La NASA perfora 35 metros en el suelo de Marte y descubre un paisaje fluvial olvidado

Perseverance escanea virtualmente 35 metros bajo la superficie marciana

Nuevas mediciones de radar realizadas por el rover Perseverance de la NASA revelan que el cráter Jezero formó parte en su día de un complejo sistema de ríos y deltas. Los resultados apuntan a que Marte permaneció húmedo durante mucho más tiempo del que se creía, y que posiblemente reunió las condiciones necesarias para albergar vida microbiana.

Desde su llegada en 2021, Perseverance recorre el cráter Jezero, una enorme cuenca de impacto donde los científicos llevan años sospechando que existió un lago. Equipado con un radar especial llamado RIMFAX (Radar Imager for Mars' Subsurface Experiment), el rover ha logrado penetrar hasta 35 metros bajo la superficie. Eso supone casi el doble de profundidad que cualquier medición anterior realizada en esta zona.

El instrumento emite ondas de radio hacia el subsuelo y mide cómo rebotan al encontrar diferentes materiales. El resultado es una especie de radiografía en capas de la geología subterránea. Las variaciones en dureza y densidad aparecen como patrones claros y oscuros que, al superponerse sobre un mapa tridimensional del terreno, permiten conectar lo que hay bajo tierra con el paisaje visible en la superficie.

Los nuevos datos revelan un paisaje fluvial oculto, con cauces sinuosos y antiguas deltas congelados en piedra a decenas de metros de profundidad.

Una ventana al pasado de hace 4.200 millones de años

Las estructuras detectadas por Perseverance se vinculan al llamado Noáquico, una era primigenia de la historia marciana que se extendió aproximadamente entre hace 4.100 y 3.700 millones de años. Durante ese período, el planeta probablemente contaba con una atmósfera más densa, una presión atmosférica mayor y abundante agua líquida en su superficie.

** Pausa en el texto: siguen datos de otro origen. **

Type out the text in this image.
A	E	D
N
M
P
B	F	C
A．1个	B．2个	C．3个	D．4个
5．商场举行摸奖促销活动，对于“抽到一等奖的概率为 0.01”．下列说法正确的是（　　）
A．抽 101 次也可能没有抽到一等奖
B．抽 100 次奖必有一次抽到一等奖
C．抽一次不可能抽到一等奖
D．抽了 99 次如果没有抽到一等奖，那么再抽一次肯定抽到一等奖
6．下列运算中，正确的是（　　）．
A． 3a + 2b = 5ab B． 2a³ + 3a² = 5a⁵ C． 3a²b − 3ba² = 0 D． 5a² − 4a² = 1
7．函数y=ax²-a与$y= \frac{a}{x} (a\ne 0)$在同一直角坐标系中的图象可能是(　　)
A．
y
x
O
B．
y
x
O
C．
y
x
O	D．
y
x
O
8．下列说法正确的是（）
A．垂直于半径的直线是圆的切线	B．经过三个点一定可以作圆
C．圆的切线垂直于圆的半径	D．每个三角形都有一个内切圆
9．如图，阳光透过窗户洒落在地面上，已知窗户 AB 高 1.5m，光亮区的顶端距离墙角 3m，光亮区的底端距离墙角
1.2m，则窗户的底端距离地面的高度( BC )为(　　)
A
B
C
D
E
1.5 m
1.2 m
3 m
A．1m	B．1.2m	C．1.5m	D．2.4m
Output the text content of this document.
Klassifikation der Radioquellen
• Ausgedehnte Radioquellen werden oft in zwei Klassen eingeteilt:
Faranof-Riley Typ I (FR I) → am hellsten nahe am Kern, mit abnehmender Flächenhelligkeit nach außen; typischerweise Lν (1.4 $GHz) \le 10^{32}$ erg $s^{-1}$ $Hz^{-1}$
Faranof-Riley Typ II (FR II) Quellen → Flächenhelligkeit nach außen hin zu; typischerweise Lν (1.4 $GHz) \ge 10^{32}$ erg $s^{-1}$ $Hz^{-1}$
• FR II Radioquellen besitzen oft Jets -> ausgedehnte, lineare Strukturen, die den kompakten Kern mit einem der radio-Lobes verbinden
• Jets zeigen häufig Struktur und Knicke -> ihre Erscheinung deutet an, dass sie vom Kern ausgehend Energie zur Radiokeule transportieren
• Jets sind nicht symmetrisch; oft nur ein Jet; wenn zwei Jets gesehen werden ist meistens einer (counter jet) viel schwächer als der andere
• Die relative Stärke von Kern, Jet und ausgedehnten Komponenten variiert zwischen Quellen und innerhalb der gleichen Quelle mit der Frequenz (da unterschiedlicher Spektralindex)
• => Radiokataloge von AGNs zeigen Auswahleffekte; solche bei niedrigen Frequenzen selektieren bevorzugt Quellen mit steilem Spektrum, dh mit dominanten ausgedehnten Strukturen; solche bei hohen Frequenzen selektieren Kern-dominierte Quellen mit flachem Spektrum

Hasta ahora, las evidencias de ese pasado húmedo se limitaban en gran medida a lo visible: cauces secos, deltas en forma de abanico y sedimentos en capas en los bordes del cráter. Las nuevas mediciones demuestran que esa historia se extiende mucho más allá de lo que el ojo puede ver.

En los datos de radar, los investigadores han identificado:

  • Sedimentos estratificados compatibles con una deposición lenta en el fondo de un lago.
  • Paquetes inclinados que señalan la presencia de antiguas deltas fluviales.
  • Estructuras superpuestas que sugieren que el sistema de ríos cambió de curso en varias ocasiones.

Este patrón es propio de un sistema hídrico dinámico y duradero, muy diferente a lo que produciría una inundación puntual o lluvias esporádicas.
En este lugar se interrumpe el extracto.